Little Mrs. Pennycoop’s intention was kind and Christianlike. The Rev. Augustus Cracklethorpe would be quitting Wychwood-on-the-Heath the following Monday, never to set foot — so the Rev. Augustus Cracklethorpe himself and every single member of his congregation hoped sincerely — in the neighbourhood again. Hitherto no pains had been taken on either side to disguise the mutual joy with which the parting was looked forward to. The Rev. Augustus Cracklethorpe, M.A., might possibly have been of service to his Church in, say, some East-end parish of unsavoury reputation, some mission station far advanced amid the hordes of heathendom. There his inborn instinct of antagonism to everybody and everything surrounding him, his unconquerable disregard for other people’s views and feelings, his inspired conviction that everybody but himself was bound to be always wrong about everything, combined with determination to act and speak fearlessly in such belief, might have found their uses. In picturesque little Wychwood-on-the-Heath, among the Kentish hills, retreat beloved of the retired tradesman, the spinster of moderate means, the reformed Bohemian developing latent instincts towards respectability, these qualities made only for scandal and disunion.
For the past two years the Rev. Cracklethorpe’s parishioners, assisted by such other of the inhabitants of Wychwood-on-the-Heath as had happened to come into personal contact with the reverend gentleman, had sought to impress upon him, by hints and innuendoes difficult to misunderstand, their cordial and daily-increasing dislike of him, both as a parson and a man. Matters had come to a head by the determination officially announced to him that, failing other alternatives, a deputation of his leading parishioners would wait upon his bishop. This it was that had brought it home to the Rev. Augustus Cracklethorpe that, as the spiritual guide and comforter of Wychwood-on-the Heath, he had proved a failure. The Rev. Augustus had sought and secured the care of other souls. The following Sunday morning he had arranged to preach his farewell sermon, and the occasion promised to be a success from every point of view.
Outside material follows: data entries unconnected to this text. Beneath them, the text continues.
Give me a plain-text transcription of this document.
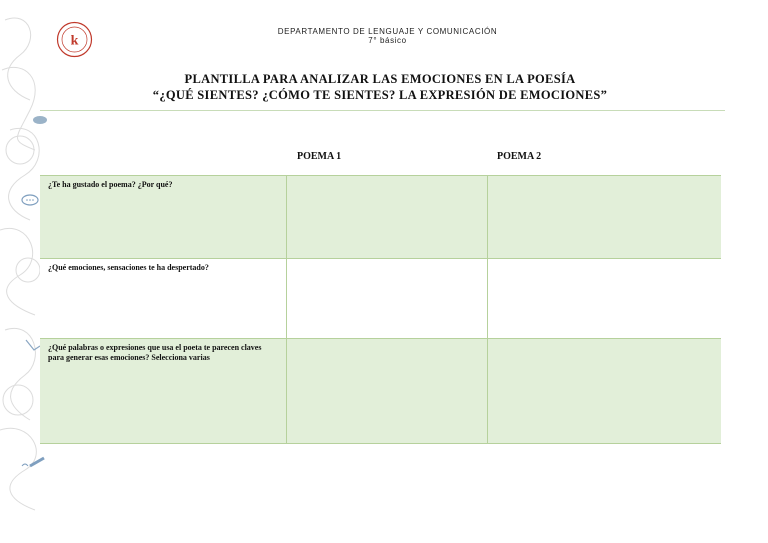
k
DEPARTAMENTO DE LENGUAJE Y COMUNICACIÓN
7° básico
PLANTILLA PARA ANALIZAR LAS EMOCIONES EN LA POESÍA
“¿QUÉ SIENTES? ¿CÓMO TE SIENTES? LA EXPRESIÓN DE EMOCIONES”
POEMA 1	POEMA 2
¿Te ha gustado el poema? ¿Por qué?
¿Qué emociones, sensaciones te ha despertado?
¿Qué palabras o expresiones que usa el poeta te parecen claves para generar esas emociones? Selecciona varias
Churchgoers who had not visited St. Jude’s for months had promised themselves the luxury of feeling they were listening to the Rev. Augustus Cracklethorpe for the last time. The Rev. Augustus Cracklethorpe had prepared a sermon that for plain speaking and directness was likely to leave an impression. The parishioners of St. Jude’s, Wychwood-on-the-Heath, had their failings, as we all have. The Rev. Augustus flattered himself that he had not missed out a single one, and was looking forward with pleasurable anticipation to the sensation that his remarks, from his “firstly” to his “sixthly and lastly,” were likely to create.
What marred the entire business was the impulsiveness of little Mrs. Pennycoop. The Rev. Augustus Cracklethorpe, informed in his study on the Wednesday afternoon that Mr. and Mrs. Pennycoop had called, entered the drawing-room a quarter of an hour later, cold and severe; and, without offering to shake hands, requested to be informed as shortly as possible for what purpose he had been disturbed. Mrs. Pennycoop had had her speech ready to her tongue. It was just what it should have been, and no more.
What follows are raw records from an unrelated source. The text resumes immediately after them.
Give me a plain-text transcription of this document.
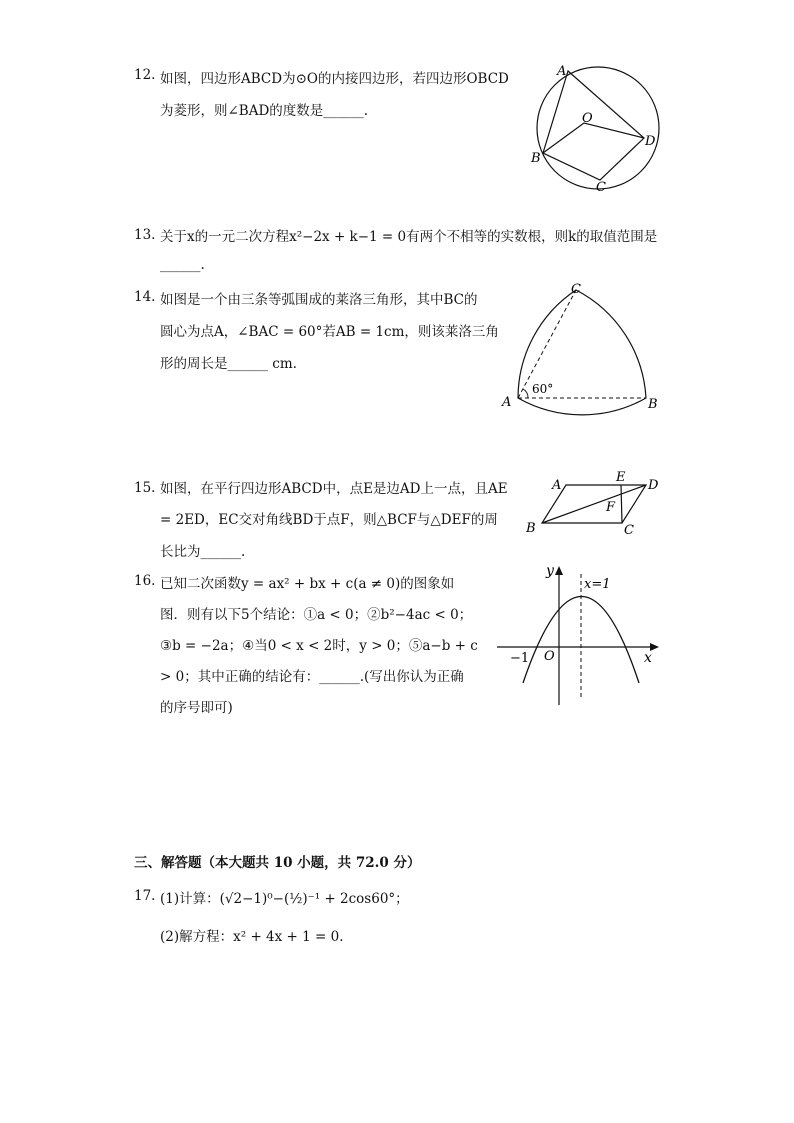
12. 如图，四边形ABCD为⊙O的内接四边形，若四边形OBCD
为菱形，则∠BAD的度数是______.
A
O
B
C
D
13. 关于x的一元二次方程x²−2x + k−1 = 0有两个不相等的实数根，则k的取值范围是
______.
14. 如图是一个由三条等弧围成的莱洛三角形，其中BC的
圆心为点A，∠BAC = 60°若AB = 1cm，则该莱洛三角
形的周长是______ cm.
60°
A	B
C
15. 如图，在平行四边形ABCD中，点E是边AD上一点，且AE
= 2ED，EC交对角线BD于点F，则△BCF与△DEF的周
长比为______.
A
E
D
F
B	C
16. 已知二次函数y = ax² + bx + c(a ≠ 0)的图象如
图．则有以下5个结论：①a < 0；②b²−4ac < 0；
③b = −2a；④当0 < x < 2时，y > 0；⑤a−b + c
> 0；其中正确的结论有：______.(写出你认为正确
的序号即可)
y
x=1
−1 O	x
三、解答题（本大题共 10 小题，共 72.0 分）
17. (1)计算：(√2−1)⁰−(½)⁻¹ + 2cos60°；
(2)解方程：x² + 4x + 1 = 0.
It referred casually, without insisting on the point, to the duty incumbent upon all of us to remember on occasion we were Christians; that our privilege it was to forgive and forget; that, generally speaking, there are faults on both sides; that partings should never take place in anger; in short, that little Mrs. Pennycoop and George, her husband, as he was waiting to say for himself, were sorry for everything and anything they may have said or done in the past to hurt the feelings of the Rev. Augustus Cracklethorpe, and would like to shake hands with him and wish him every happiness for the future. The chilling attitude of the Rev. Augustus scattered that carefully-rehearsed speech to the winds. It left Mrs. Pennycoop nothing but to retire in choking silence, or to fling herself upon the inspiration of the moment and make up something new. She choose the latter alternative.